Having read this, I find it very touching. You certainly have not had an easy life, but seem to find the courage to make light of what must be difficult at times.You always make me smile when you tell about Fred's antics, many other people feel the same, of course.

It must have been horrendous over the years being at the mercy of your mother, and for your dad too.Good to hear he is able to lead a far happier life now with you, in spite of his physical problems.

Am very sorry to read about your uncle Bill's death.I know what it is to lose a loved one...my beloved aunty who lived with me over here, died in 2006...I still miss her.

Will be thinking of you tomorrow.

Eileen x

Sharron

Sharron Report 16 Sep 2013 11:03

Seventeen years ago today, my mother died, unlamented and she had put a great deal of effort into making it that way over the years.
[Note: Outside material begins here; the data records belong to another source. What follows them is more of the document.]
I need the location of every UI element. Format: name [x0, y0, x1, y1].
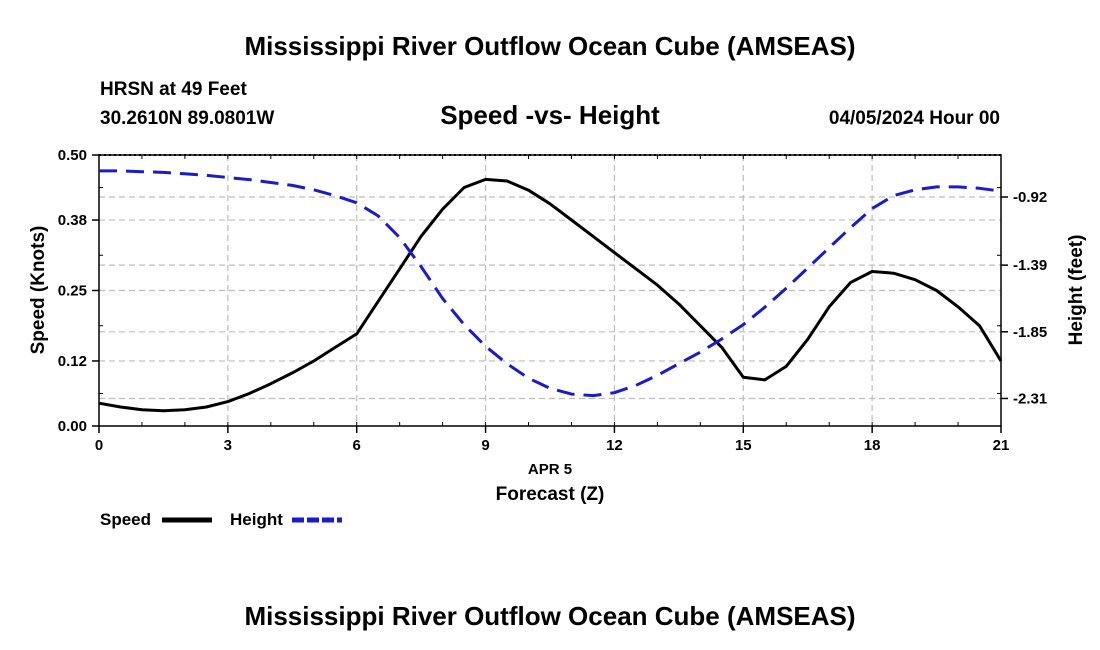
x-tick-label: 6	[353, 437, 361, 454]
y-right-tick-label: -1.85	[1013, 324, 1047, 341]
y-right-tick-label: -0.92	[1013, 189, 1047, 206]
y-left-tick-label: 0.50	[58, 147, 87, 164]
x-axis-label: Forecast (Z)	[496, 484, 605, 505]
legend-height-label: Height	[230, 510, 283, 529]
legend-speed-label: Speed	[100, 510, 151, 529]
x-tick-label: 0	[95, 437, 103, 454]
chart-title: Speed -vs- Height	[440, 100, 660, 130]
minor-ticks	[98, 155, 1002, 426]
date-label: 04/05/2024 Hour 00	[829, 108, 1000, 129]
x-tick-label: 21	[993, 437, 1010, 454]
station-label: HRSN at 49 Feet	[100, 79, 247, 100]
x-tick-label: 15	[735, 437, 752, 454]
y-right-tick-label: -1.39	[1013, 257, 1047, 274]
speed-series-line	[98, 177, 1003, 413]
axes: 0 3 6 9 12 15 18 21 0.00 0.12 0.25 0.38 0.50 -2.31 -1.…	[58, 147, 1047, 454]
x-tick-label: 12	[606, 437, 623, 454]
y-left-tick-label: 0.25	[58, 283, 87, 300]
series-lines	[98, 169, 1003, 413]
x-tick-label: 18	[864, 437, 881, 454]
x-tick-label: 3	[224, 437, 232, 454]
footer-title: Mississippi River Outflow Ocean Cube (AM…	[244, 601, 855, 631]
y-left-tick-label: 0.00	[58, 418, 87, 435]
figure-title: Mississippi River Outflow Ocean Cube (AM…	[244, 31, 855, 61]
x-axis-date-label: APR 5	[528, 461, 572, 478]
coordinates-label: 30.2610N 89.0801W	[100, 108, 274, 129]
grid-lines	[99, 155, 1001, 426]
x-tick-label: 9	[481, 437, 489, 454]
y-right-tick-label: -2.31	[1013, 390, 1047, 407]
height-series-line	[99, 169, 1002, 398]
y-axis-right-label: Height (feet)	[1066, 235, 1087, 346]
legend: Speed Height	[100, 510, 342, 529]
y-left-tick-label: 0.12	[58, 353, 87, 370]
y-axis-left-label: Speed (Knots)	[28, 226, 49, 355]
y-left-tick-label: 0.38	[58, 212, 87, 229]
Having had ten good years, including his coupe of years with his batty old girlfriend, and one day, seven years ago tomorrow, Fred had a major stroke.

Of course, we thought it to be a disaster at the time but, in fact, it has proved to be quite a positive thing. He now has no worries, several of which were a result of things that she had led him to believe of me, and time and support to have as full a life as possible. This is possibly more full than his life before the stroke.

Life is probably more quiet and peaceful and fulfilling than he has known for sixty years. I have less stress than I have ever had.

Very, very sadly Fred's brother, my darling uncle, Bill, also died four years ago tomorrow. I still miss him greatly. Sleep softly lovely man.